Я лежу в предписанной позе, но легче мне не становится. Все левое бедро до самого колена по-прежнему медленно тлеет. Правая нога все такая же окаменелая, а ступню, хоть она и болтается в воздухе, кажется, вот-вот расплющит давящая на нее тяжесть. Она словно оказалась под ножкой стула, на котором расселся необъятных размеров толстяк. Он настоящий садист. Улыбается мне, и на лице у него написано: «Я никогда отсюда не встану. Навечно застряну в этом якобы колледже, в котором ты якобы преподаешь. На этой твоей кафедре театроведения, занимающей две унылые комнаты в здании факультета английского языка. В этом твоем, как его, «кабинете»? Весьма замызганном, между прочим».

А этажом ниже, в жалком подобии театра, меня ждут студенты.

«Где вообще мисс Фитч?»

«Она вроде уже должна была прийти, разве нет?»
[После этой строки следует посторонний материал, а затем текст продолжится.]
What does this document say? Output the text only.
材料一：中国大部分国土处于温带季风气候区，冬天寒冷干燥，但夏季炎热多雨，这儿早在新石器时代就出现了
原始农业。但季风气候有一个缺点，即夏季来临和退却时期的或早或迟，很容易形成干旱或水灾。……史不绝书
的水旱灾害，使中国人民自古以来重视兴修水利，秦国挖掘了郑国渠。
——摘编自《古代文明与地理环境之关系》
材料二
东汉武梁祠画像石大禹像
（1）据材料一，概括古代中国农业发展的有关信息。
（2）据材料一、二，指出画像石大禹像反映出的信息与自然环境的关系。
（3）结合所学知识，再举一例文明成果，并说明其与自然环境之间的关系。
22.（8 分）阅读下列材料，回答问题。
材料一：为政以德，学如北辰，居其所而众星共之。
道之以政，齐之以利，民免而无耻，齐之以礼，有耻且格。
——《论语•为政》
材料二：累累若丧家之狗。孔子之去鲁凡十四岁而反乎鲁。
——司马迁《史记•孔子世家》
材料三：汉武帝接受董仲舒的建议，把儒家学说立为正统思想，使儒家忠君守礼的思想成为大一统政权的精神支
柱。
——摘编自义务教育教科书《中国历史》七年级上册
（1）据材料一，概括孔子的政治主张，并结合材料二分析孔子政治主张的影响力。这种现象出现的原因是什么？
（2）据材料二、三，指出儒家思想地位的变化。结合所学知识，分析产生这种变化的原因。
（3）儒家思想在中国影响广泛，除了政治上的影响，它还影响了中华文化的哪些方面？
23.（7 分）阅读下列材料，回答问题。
«У нас же репетиция через… Да вот прямо сейчас».

«Может, заболела?»

«Или напилась? Или колес своих наглоталась?»

«Или сошла с ума?»

Так и представляю себе своих студентов. Вот они, сидят на краю сцены, болтая своими длинными стройными ногами. Юные лица их светятся здоровьем, словно они – порождение самого солнца. Они сидят там и ждут, когда я, согнувшись в три погибели, проковыляю через двойные двери. Сидят и вполголоса меня проклинают, готовые в любую минуту устроить бунт. Но пока я лежу на полу и смотрю на женщину с лицом «поверьте-я-ужасно-страдаю», этого не случится. Я и сама не раз корчила такую гримасу. Перед мужчинами в белых халатах, за спинами которых маячили толстые медсестры с мертвыми глазами. Перед мужчинами в голубых форменных поло, норовящих показать мне мультфильм про боль, живущую исключительно у нас в голове. Перед мужчинами в синих врачебных одеяниях, делавших мне инъекции в позвоночник и имевших неограниченный доступ к «валиуму». Перед участливыми медбратьями с глазами Бемби, которые поначалу охотно хватали ручки и принимались резво записывать с моих слов историю болезни, но через время роняли их и начинали зевать, заплутавши в темных дебрях моих россказней, которые никак не желали заканчиваться.